What Are Section 262 Appraisal Rights in Delaware?
Delaware law provides a judicial path for shareholders dissenting from a merger to have a court independently determine the fair value of their investment.
Delaware law provides a judicial path for shareholders dissenting from a merger to have a court independently determine the fair value of their investment.
Appraisal rights protect minority shareholders of Delaware corporations during significant corporate changes like mergers. These rights allow a shareholder to dissent from the approved action and petition a court to determine the “fair value” of their shares. This judicial valuation process offers an alternative to accepting the consideration offered in the transaction, which the shareholder may believe undervalues their ownership stake. The process is designed to ensure that shareholders who are forced to give up their shares receive a just price determined through a formal legal proceeding.
The most common corporate actions that give rise to appraisal rights are mergers and consolidations, but they can also be triggered by corporate conversions, transfers, and domestications. When a company is acquired, shareholders are often forced to exchange their shares for cash or other consideration. It is in this context that appraisal rights become available, particularly when shareholders receive cash for their shares as part of the merger.
A limitation known as the “market-out” exception typically denies appraisal rights to shareholders of a publicly traded company if their shares are listed on a national securities exchange or held by more than 2,000 stockholders. The logic is that a liquid public market already provides a reliable indicator of the stock’s value. However, appraisal rights can be restored if shareholders are required to accept anything other than stock in another publicly traded company as consideration.
To successfully exercise appraisal rights, a shareholder must follow several procedural steps. The first is continuous ownership, meaning a shareholder must own the shares on the date they make a formal demand and continue to hold them without interruption through the effective date of the merger. Selling the shares during this period forfeits any claim to an appraisal.
A shareholder must deliver a formal written demand for appraisal to the corporation before the shareholder vote on the proposed merger. The letter must state the shareholder’s intention to demand appraisal and include their name, address, and the number and class of shares for which appraisal is sought. This document serves as the official notification to the company that the shareholder will not be accepting the merger consideration.
The shareholder’s voting behavior is strictly prescribed. To preserve appraisal rights, the shareholder must not vote in favor of the merger or consolidation. A vote for the transaction is considered an acceptance of its terms and disqualifies the shareholder from seeking appraisal. The shareholder may either vote against the transaction or abstain from voting altogether.
Once the merger is finalized, the process moves to the judicial phase. A petition for appraisal must be filed with the Delaware Court of Chancery within 120 days of the merger’s effective date. Missing this deadline is an absolute bar to proceeding. However, a shareholder can withdraw the demand and accept the original merger terms, as long as they do so within 60 days of the merger’s effective date and have not yet filed a court petition.

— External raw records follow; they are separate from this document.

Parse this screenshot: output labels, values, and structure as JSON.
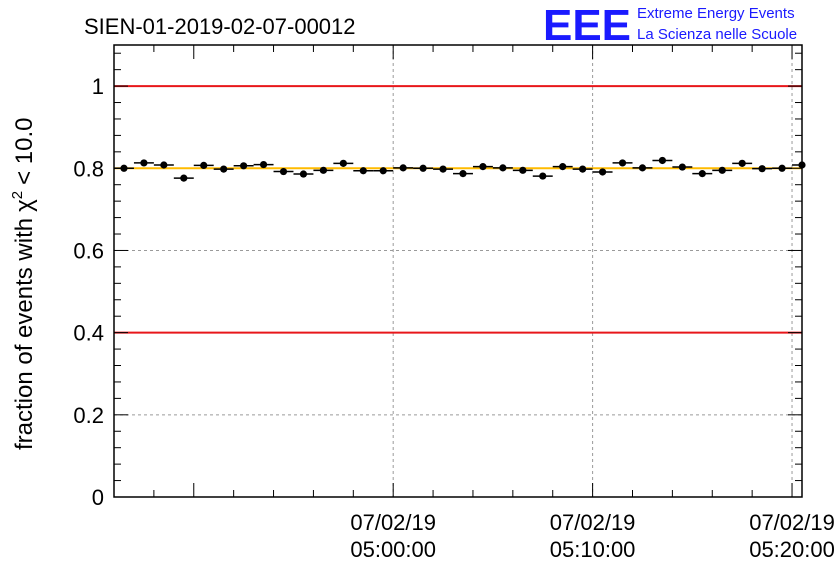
{
  "chart_data": {
    "type": "scatter",
    "title": "SIEN-01-2019-02-07-00012",
    "ylabel_main": "fraction of events with",
    "ylabel_chi": "χ",
    "ylabel_sup": "2",
    "ylabel_tail": "< 10.0",
    "xlabel": "",
    "x_unit": "minutes since 04:50:00",
    "xlim": [
      -4,
      30.5
    ],
    "ylim": [
      0,
      1.1
    ],
    "yticks": [
      0,
      0.2,
      0.4,
      0.6,
      0.8,
      1
    ],
    "ytick_labels": [
      "0",
      "0.2",
      "0.4",
      "0.6",
      "0.8",
      "1"
    ],
    "xticks": [
      {
        "x": 10,
        "date": "07/02/19",
        "time": "05:00:00"
      },
      {
        "x": 20,
        "date": "07/02/19",
        "time": "05:10:00"
      },
      {
        "x": 30,
        "date": "07/02/19",
        "time": "05:20:00"
      }
    ],
    "reference_lines": [
      {
        "y": 1.0,
        "color": "#e8161a"
      },
      {
        "y": 0.8,
        "color": "#ffbb00"
      },
      {
        "y": 0.4,
        "color": "#e8161a"
      }
    ],
    "grid": true,
    "series": [
      {
        "name": "fraction",
        "color": "#000000",
        "x_halfwidth": 0.5,
        "x": [
          -3.5,
          -2.5,
          -1.5,
          -0.5,
          0.5,
          1.5,
          2.5,
          3.5,
          4.5,
          5.5,
          6.5,
          7.5,
          8.5,
          9.5,
          10.5,
          11.5,
          12.5,
          13.5,
          14.5,
          15.5,
          16.5,
          17.5,
          18.5,
          19.5,
          20.5,
          21.5,
          22.5,
          23.5,
          24.5,
          25.5,
          26.5,
          27.5,
          28.5,
          29.5,
          30.5
        ],
        "y": [
          0.8,
          0.813,
          0.808,
          0.776,
          0.807,
          0.798,
          0.806,
          0.809,
          0.792,
          0.786,
          0.795,
          0.812,
          0.794,
          0.794,
          0.801,
          0.8,
          0.798,
          0.787,
          0.804,
          0.801,
          0.795,
          0.781,
          0.804,
          0.798,
          0.791,
          0.813,
          0.801,
          0.819,
          0.803,
          0.787,
          0.795,
          0.812,
          0.799,
          0.8,
          0.808
        ],
        "err": [
          0.006,
          0.006,
          0.006,
          0.006,
          0.006,
          0.006,
          0.006,
          0.006,
          0.006,
          0.006,
          0.006,
          0.006,
          0.006,
          0.006,
          0.006,
          0.006,
          0.006,
          0.006,
          0.006,
          0.006,
          0.006,
          0.006,
          0.006,
          0.006,
          0.006,
          0.006,
          0.006,
          0.006,
          0.006,
          0.006,
          0.006,
          0.006,
          0.006,
          0.006,
          0.006
        ]
      }
    ]
  },
  "logo": {
    "mark": "EEE",
    "line1": "Extreme Energy Events",
    "line2": "La Scienza nelle Scuole"
  }
}
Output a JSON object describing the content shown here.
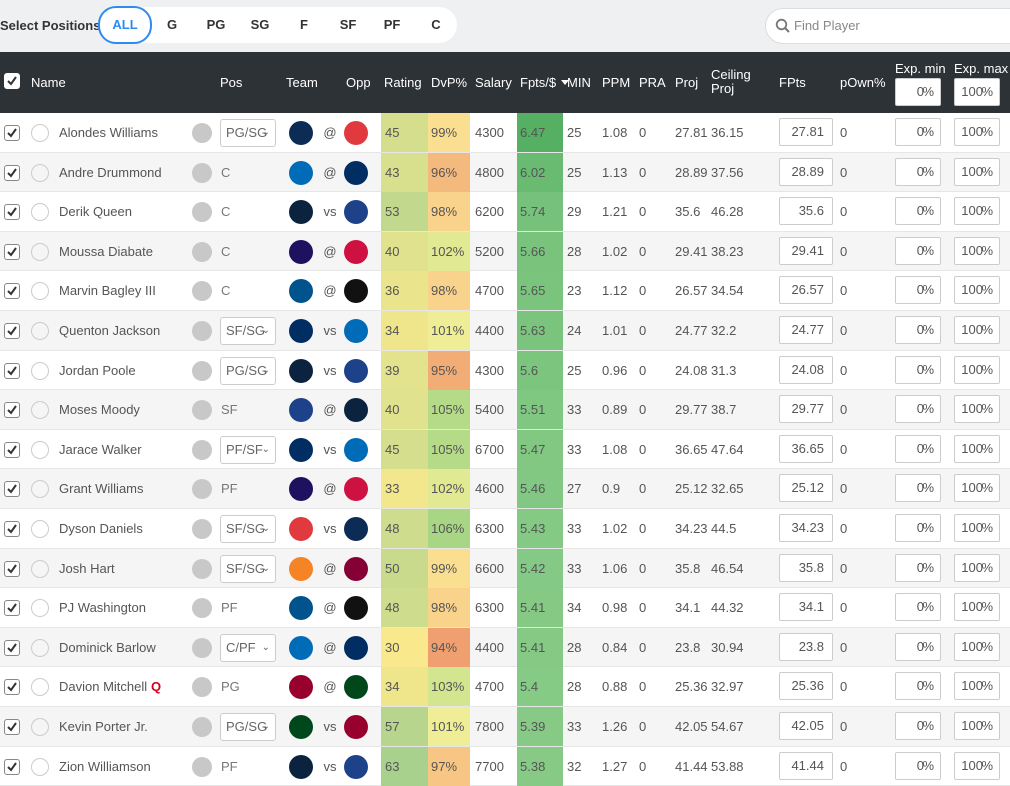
{
  "filter": {
    "label": "Select Positions",
    "options": [
      "ALL",
      "G",
      "PG",
      "SG",
      "F",
      "SF",
      "PF",
      "C"
    ],
    "search_placeholder": "Find Player"
  },
  "table": {
    "headers": [
      "Name",
      "Pos",
      "Team",
      "Opp",
      "Rating",
      "DvP%",
      "Salary",
      "Fpts/$",
      "MIN",
      "PPM",
      "PRA",
      "Proj",
      "Ceiling Proj",
      "FPts",
      "pOwn%",
      "Exp. min",
      "Exp. max"
    ],
    "unit": "%",
    "exp_min_default": 0,
    "exp_max_default": 100,
    "rows": [
      {
        "name": "Alondes Williams",
        "pos": "PG/SG",
        "pos_select": true,
        "team_color": "#0c2c56",
        "loc": "@",
        "opp_color": "#e03a3e",
        "rating": 45,
        "dvp": {
          "value": 99,
          "label": "99%"
        },
        "salary": 4300,
        "fpts_per_dollar": 6.47,
        "min": 25,
        "ppm": 1.08,
        "pra": 0,
        "proj": 27.81,
        "ceiling": 36.15,
        "fpts": 27.81,
        "pown": 0,
        "exp_min": 0,
        "exp_max": 100
      },
      {
        "name": "Andre Drummond",
        "pos": "C",
        "pos_select": false,
        "team_color": "#006bb6",
        "loc": "@",
        "opp_color": "#002d62",
        "rating": 43,
        "dvp": {
          "value": 96,
          "label": "96%"
        },
        "salary": 4800,
        "fpts_per_dollar": 6.02,
        "min": 25,
        "ppm": 1.13,
        "pra": 0,
        "proj": 28.89,
        "ceiling": 37.56,
        "fpts": 28.89,
        "pown": 0,
        "exp_min": 0,
        "exp_max": 100
      },
      {
        "name": "Derik Queen",
        "pos": "C",
        "pos_select": false,
        "team_color": "#0c2340",
        "loc": "vs",
        "opp_color": "#1d428a",
        "rating": 53,
        "dvp": {
          "value": 98,
          "label": "98%"
        },
        "salary": 6200,
        "fpts_per_dollar": 5.74,
        "min": 29,
        "ppm": 1.21,
        "pra": 0,
        "proj": 35.6,
        "ceiling": 46.28,
        "fpts": 35.6,
        "pown": 0,
        "exp_min": 0,
        "exp_max": 100
      },
      {
        "name": "Moussa Diabate",
        "pos": "C",
        "pos_select": false,
        "team_color": "#1d1160",
        "loc": "@",
        "opp_color": "#ce1141",
        "rating": 40,
        "dvp": {
          "value": 102,
          "label": "102%"
        },
        "salary": 5200,
        "fpts_per_dollar": 5.66,
        "min": 28,
        "ppm": 1.02,
        "pra": 0,
        "proj": 29.41,
        "ceiling": 38.23,
        "fpts": 29.41,
        "pown": 0,
        "exp_min": 0,
        "exp_max": 100
      },
      {
        "name": "Marvin Bagley III",
        "pos": "C",
        "pos_select": false,
        "team_color": "#00538c",
        "loc": "@",
        "opp_color": "#111111",
        "rating": 36,
        "dvp": {
          "value": 98,
          "label": "98%"
        },
        "salary": 4700,
        "fpts_per_dollar": 5.65,
        "min": 23,
        "ppm": 1.12,
        "pra": 0,
        "proj": 26.57,
        "ceiling": 34.54,
        "fpts": 26.57,
        "pown": 0,
        "exp_min": 0,
        "exp_max": 100
      },
      {
        "name": "Quenton Jackson",
        "pos": "SF/SG",
        "pos_select": true,
        "team_color": "#002d62",
        "loc": "vs",
        "opp_color": "#006bb6",
        "rating": 34,
        "dvp": {
          "value": 101,
          "label": "101%"
        },
        "salary": 4400,
        "fpts_per_dollar": 5.63,
        "min": 24,
        "ppm": 1.01,
        "pra": 0,
        "proj": 24.77,
        "ceiling": 32.2,
        "fpts": 24.77,
        "pown": 0,
        "exp_min": 0,
        "exp_max": 100
      },
      {
        "name": "Jordan Poole",
        "pos": "PG/SG",
        "pos_select": true,
        "team_color": "#0c2340",
        "loc": "vs",
        "opp_color": "#1d428a",
        "rating": 39,
        "dvp": {
          "value": 95,
          "label": "95%"
        },
        "salary": 4300,
        "fpts_per_dollar": 5.6,
        "min": 25,
        "ppm": 0.96,
        "pra": 0,
        "proj": 24.08,
        "ceiling": 31.3,
        "fpts": 24.08,
        "pown": 0,
        "exp_min": 0,
        "exp_max": 100
      },
      {
        "name": "Moses Moody",
        "pos": "SF",
        "pos_select": false,
        "team_color": "#1d428a",
        "loc": "@",
        "opp_color": "#0c2340",
        "rating": 40,
        "dvp": {
          "value": 105,
          "label": "105%"
        },
        "salary": 5400,
        "fpts_per_dollar": 5.51,
        "min": 33,
        "ppm": 0.89,
        "pra": 0,
        "proj": 29.77,
        "ceiling": 38.7,
        "fpts": 29.77,
        "pown": 0,
        "exp_min": 0,
        "exp_max": 100
      },
      {
        "name": "Jarace Walker",
        "pos": "PF/SF",
        "pos_select": true,
        "team_color": "#002d62",
        "loc": "vs",
        "opp_color": "#006bb6",
        "rating": 45,
        "dvp": {
          "value": 105,
          "label": "105%"
        },
        "salary": 6700,
        "fpts_per_dollar": 5.47,
        "min": 33,
        "ppm": 1.08,
        "pra": 0,
        "proj": 36.65,
        "ceiling": 47.64,
        "fpts": 36.65,
        "pown": 0,
        "exp_min": 0,
        "exp_max": 100
      },
      {
        "name": "Grant Williams",
        "pos": "PF",
        "pos_select": false,
        "team_color": "#1d1160",
        "loc": "@",
        "opp_color": "#ce1141",
        "rating": 33,
        "dvp": {
          "value": 102,
          "label": "102%"
        },
        "salary": 4600,
        "fpts_per_dollar": 5.46,
        "min": 27,
        "ppm": 0.9,
        "pra": 0,
        "proj": 25.12,
        "ceiling": 32.65,
        "fpts": 25.12,
        "pown": 0,
        "exp_min": 0,
        "exp_max": 100
      },
      {
        "name": "Dyson Daniels",
        "pos": "SF/SG",
        "pos_select": true,
        "team_color": "#e03a3e",
        "loc": "vs",
        "opp_color": "#0c2c56",
        "rating": 48,
        "dvp": {
          "value": 106,
          "label": "106%"
        },
        "salary": 6300,
        "fpts_per_dollar": 5.43,
        "min": 33,
        "ppm": 1.02,
        "pra": 0,
        "proj": 34.23,
        "ceiling": 44.5,
        "fpts": 34.23,
        "pown": 0,
        "exp_min": 0,
        "exp_max": 100
      },
      {
        "name": "Josh Hart",
        "pos": "SF/SG",
        "pos_select": true,
        "team_color": "#f58426",
        "loc": "@",
        "opp_color": "#860038",
        "rating": 50,
        "dvp": {
          "value": 99,
          "label": "99%"
        },
        "salary": 6600,
        "fpts_per_dollar": 5.42,
        "min": 33,
        "ppm": 1.06,
        "pra": 0,
        "proj": 35.8,
        "ceiling": 46.54,
        "fpts": 35.8,
        "pown": 0,
        "exp_min": 0,
        "exp_max": 100
      },
      {
        "name": "PJ Washington",
        "pos": "PF",
        "pos_select": false,
        "team_color": "#00538c",
        "loc": "@",
        "opp_color": "#111111",
        "rating": 48,
        "dvp": {
          "value": 98,
          "label": "98%"
        },
        "salary": 6300,
        "fpts_per_dollar": 5.41,
        "min": 34,
        "ppm": 0.98,
        "pra": 0,
        "proj": 34.1,
        "ceiling": 44.32,
        "fpts": 34.1,
        "pown": 0,
        "exp_min": 0,
        "exp_max": 100
      },
      {
        "name": "Dominick Barlow",
        "pos": "C/PF",
        "pos_select": true,
        "team_color": "#006bb6",
        "loc": "@",
        "opp_color": "#002d62",
        "rating": 30,
        "dvp": {
          "value": 94,
          "label": "94%"
        },
        "salary": 4400,
        "fpts_per_dollar": 5.41,
        "min": 28,
        "ppm": 0.84,
        "pra": 0,
        "proj": 23.8,
        "ceiling": 30.94,
        "fpts": 23.8,
        "pown": 0,
        "exp_min": 0,
        "exp_max": 100
      },
      {
        "name": "Davion Mitchell",
        "status": "Q",
        "pos": "PG",
        "pos_select": false,
        "team_color": "#98002e",
        "loc": "@",
        "opp_color": "#00471b",
        "rating": 34,
        "dvp": {
          "value": 103,
          "label": "103%"
        },
        "salary": 4700,
        "fpts_per_dollar": 5.4,
        "min": 28,
        "ppm": 0.88,
        "pra": 0,
        "proj": 25.36,
        "ceiling": 32.97,
        "fpts": 25.36,
        "pown": 0,
        "exp_min": 0,
        "exp_max": 100
      },
      {
        "name": "Kevin Porter Jr.",
        "pos": "PG/SG",
        "pos_select": true,
        "team_color": "#00471b",
        "loc": "vs",
        "opp_color": "#98002e",
        "rating": 57,
        "dvp": {
          "value": 101,
          "label": "101%"
        },
        "salary": 7800,
        "fpts_per_dollar": 5.39,
        "min": 33,
        "ppm": 1.26,
        "pra": 0,
        "proj": 42.05,
        "ceiling": 54.67,
        "fpts": 42.05,
        "pown": 0,
        "exp_min": 0,
        "exp_max": 100
      },
      {
        "name": "Zion Williamson",
        "pos": "PF",
        "pos_select": false,
        "team_color": "#0c2340",
        "loc": "vs",
        "opp_color": "#1d428a",
        "rating": 63,
        "dvp": {
          "value": 97,
          "label": "97%"
        },
        "salary": 7700,
        "fpts_per_dollar": 5.38,
        "min": 32,
        "ppm": 1.27,
        "pra": 0,
        "proj": 41.44,
        "ceiling": 53.88,
        "fpts": 41.44,
        "pown": 0,
        "exp_min": 0,
        "exp_max": 100
      }
    ]
  }
}
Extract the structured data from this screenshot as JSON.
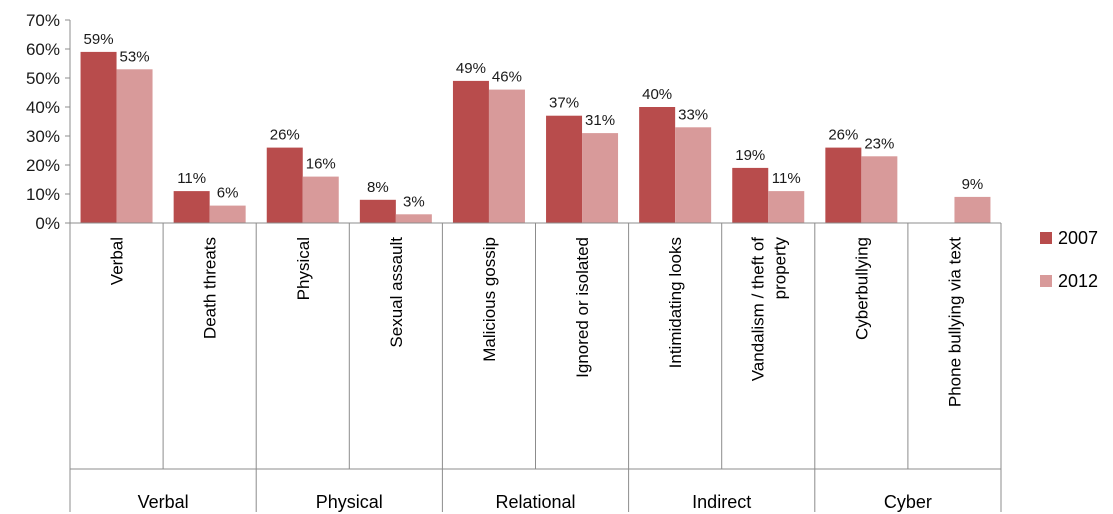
{
  "chart_data": {
    "type": "bar",
    "categories": [
      "Verbal",
      "Death threats",
      "Physical",
      "Sexual assault",
      "Malicious gossip",
      "Ignored or isolated",
      "Intimidating looks",
      "Vandalism / theft of property",
      "Cyberbullying",
      "Phone bullying via text"
    ],
    "category_lines": [
      [
        "Verbal"
      ],
      [
        "Death threats"
      ],
      [
        "Physical"
      ],
      [
        "Sexual assault"
      ],
      [
        "Malicious gossip"
      ],
      [
        "Ignored or isolated"
      ],
      [
        "Intimidating looks"
      ],
      [
        "Vandalism / theft of",
        "property"
      ],
      [
        "Cyberbullying"
      ],
      [
        "Phone bullying via text"
      ]
    ],
    "groups": [
      {
        "label": "Verbal",
        "span": 2
      },
      {
        "label": "Physical",
        "span": 2
      },
      {
        "label": "Relational",
        "span": 2
      },
      {
        "label": "Indirect",
        "span": 2
      },
      {
        "label": "Cyber",
        "span": 2
      }
    ],
    "series": [
      {
        "name": "2007",
        "color": "#b84c4c",
        "values": [
          59,
          11,
          26,
          8,
          49,
          37,
          40,
          19,
          26,
          null
        ],
        "labels": [
          "59%",
          "11%",
          "26%",
          "8%",
          "49%",
          "37%",
          "40%",
          "19%",
          "26%",
          ""
        ]
      },
      {
        "name": "2012",
        "color": "#d89a9a",
        "values": [
          53,
          6,
          16,
          3,
          46,
          31,
          33,
          11,
          23,
          9
        ],
        "labels": [
          "53%",
          "6%",
          "16%",
          "3%",
          "46%",
          "31%",
          "33%",
          "11%",
          "23%",
          "9%"
        ]
      }
    ],
    "ylim": [
      0,
      70
    ],
    "yticks": [
      "0%",
      "10%",
      "20%",
      "30%",
      "40%",
      "50%",
      "60%",
      "70%"
    ],
    "ytick_values": [
      0,
      10,
      20,
      30,
      40,
      50,
      60,
      70
    ],
    "legend_position": "right",
    "title": "",
    "xlabel": "",
    "ylabel": ""
  }
}
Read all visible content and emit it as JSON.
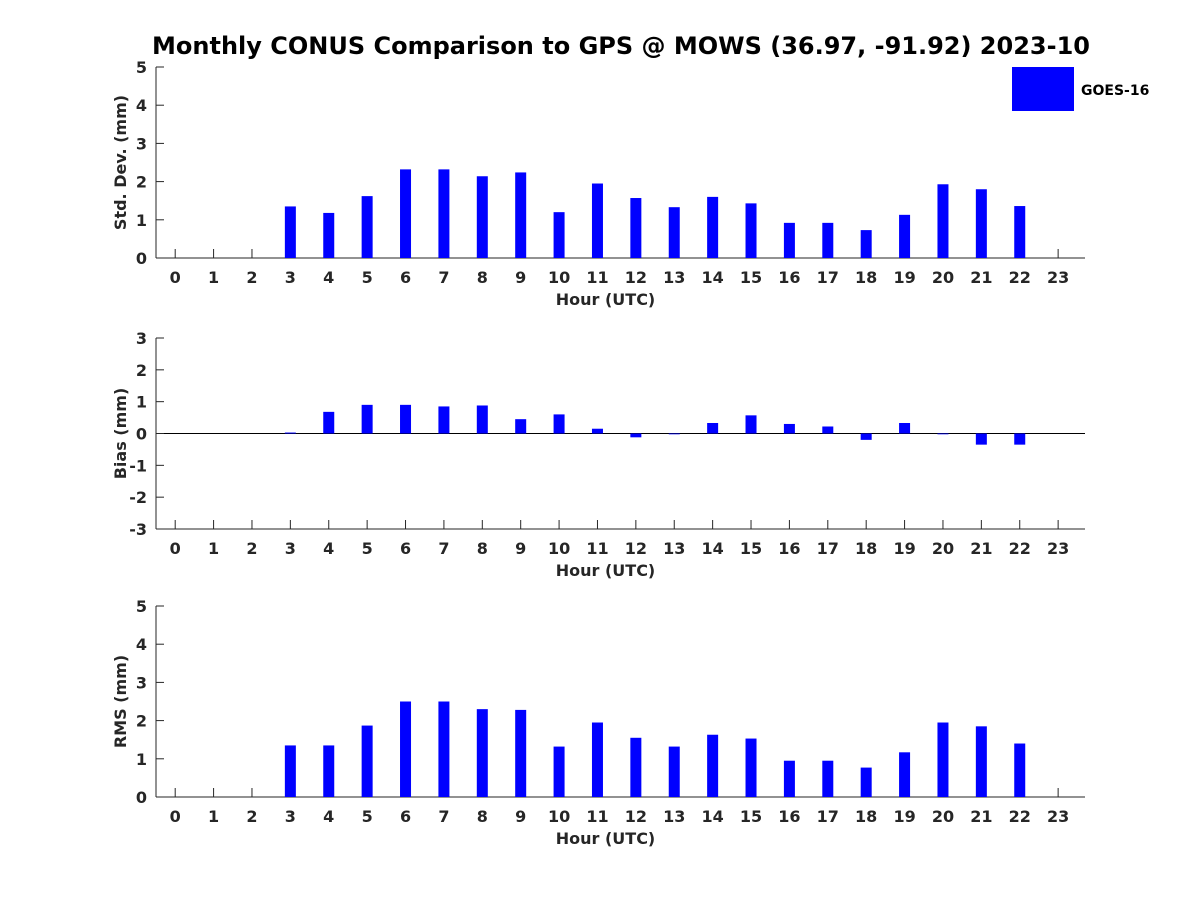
{
  "title": "Monthly CONUS Comparison to GPS @ MOWS (36.97, -91.92) 2023-10",
  "legend": {
    "label": "GOES-16",
    "color": "#0000ff",
    "placement": "top-right"
  },
  "chart_data": [
    {
      "type": "bar",
      "xlabel": "Hour (UTC)",
      "ylabel": "Std. Dev. (mm)",
      "ylim": [
        0,
        5
      ],
      "yticks": [
        "0",
        "1",
        "2",
        "3",
        "4",
        "5"
      ],
      "x": [
        "0",
        "1",
        "2",
        "3",
        "4",
        "5",
        "6",
        "7",
        "8",
        "9",
        "10",
        "11",
        "12",
        "13",
        "14",
        "15",
        "16",
        "17",
        "18",
        "19",
        "20",
        "21",
        "22",
        "23"
      ],
      "series": [
        {
          "name": "GOES-16",
          "values": [
            null,
            null,
            null,
            1.35,
            1.18,
            1.62,
            2.32,
            2.32,
            2.14,
            2.24,
            1.2,
            1.95,
            1.57,
            1.33,
            1.6,
            1.43,
            0.92,
            0.92,
            0.73,
            1.13,
            1.93,
            1.8,
            1.36,
            null
          ]
        }
      ],
      "grid": false
    },
    {
      "type": "bar",
      "xlabel": "Hour (UTC)",
      "ylabel": "Bias (mm)",
      "ylim": [
        -3,
        3
      ],
      "yticks": [
        "-3",
        "-2",
        "-1",
        "0",
        "1",
        "2",
        "3"
      ],
      "x": [
        "0",
        "1",
        "2",
        "3",
        "4",
        "5",
        "6",
        "7",
        "8",
        "9",
        "10",
        "11",
        "12",
        "13",
        "14",
        "15",
        "16",
        "17",
        "18",
        "19",
        "20",
        "21",
        "22",
        "23"
      ],
      "series": [
        {
          "name": "GOES-16",
          "values": [
            null,
            null,
            null,
            0.03,
            0.68,
            0.9,
            0.9,
            0.85,
            0.88,
            0.45,
            0.6,
            0.15,
            -0.12,
            0.0,
            0.33,
            0.57,
            0.3,
            0.22,
            -0.2,
            0.33,
            0.0,
            -0.35,
            -0.35,
            null
          ]
        }
      ],
      "grid": false
    },
    {
      "type": "bar",
      "xlabel": "Hour (UTC)",
      "ylabel": "RMS (mm)",
      "ylim": [
        0,
        5
      ],
      "yticks": [
        "0",
        "1",
        "2",
        "3",
        "4",
        "5"
      ],
      "x": [
        "0",
        "1",
        "2",
        "3",
        "4",
        "5",
        "6",
        "7",
        "8",
        "9",
        "10",
        "11",
        "12",
        "13",
        "14",
        "15",
        "16",
        "17",
        "18",
        "19",
        "20",
        "21",
        "22",
        "23"
      ],
      "series": [
        {
          "name": "GOES-16",
          "values": [
            null,
            null,
            null,
            1.35,
            1.35,
            1.87,
            2.5,
            2.5,
            2.3,
            2.28,
            1.32,
            1.95,
            1.55,
            1.32,
            1.63,
            1.53,
            0.95,
            0.95,
            0.77,
            1.17,
            1.95,
            1.85,
            1.4,
            null
          ]
        }
      ],
      "grid": false
    }
  ]
}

The petition to initiate the appraisal proceeding can be filed by either the dissenting shareholder or the corporation. If multiple shareholders have perfected their rights, the court will typically consolidate all petitions into a single proceeding. After a petition is filed, the court issues notices to all other shareholders who have properly demanded appraisal, informing them of the proceeding and their right to participate.
Within ten days of the merger’s effective date, the surviving company must send a notice to every shareholder who submitted a valid appraisal demand. This notice informs the dissenting shareholders that the merger has been completed and starts the 120-day period for filing the court petition.
The central issue in an appraisal proceeding is the determination of “fair value.” Under Delaware law, this is defined as the shareholder’s proportionate interest in the company as a “going concern” at the moment just before the merger takes effect. This valuation explicitly excludes any increase or decrease in value that may arise from the merger itself, such as anticipated synergies. The court’s goal is to value the company as if it were continuing its normal business operations.
To arrive at a fair value figure, the Delaware Court of Chancery considers all relevant factors and is not bound by a single valuation method. Commonly used methods include Discounted Cash Flow (DCF) analysis, analyzing comparable public companies, and examining prices from similar transactions. Courts have also given weight to the deal price itself, especially if a robust and conflict-free sales process occurred.
After the court determines the fair value per share, it will also calculate interest to be paid on that amount. The statutory interest rate is typically 5% over the Federal Reserve discount rate, compounded quarterly, and it accrues from the merger’s effective date until the judgment is paid. To reduce this liability, a corporation can prepay any amount to dissenting shareholders, which stops the accrual of interest on the prepaid sum. The court can also assess the costs of the proceeding, including attorney and expert witness fees, against the parties.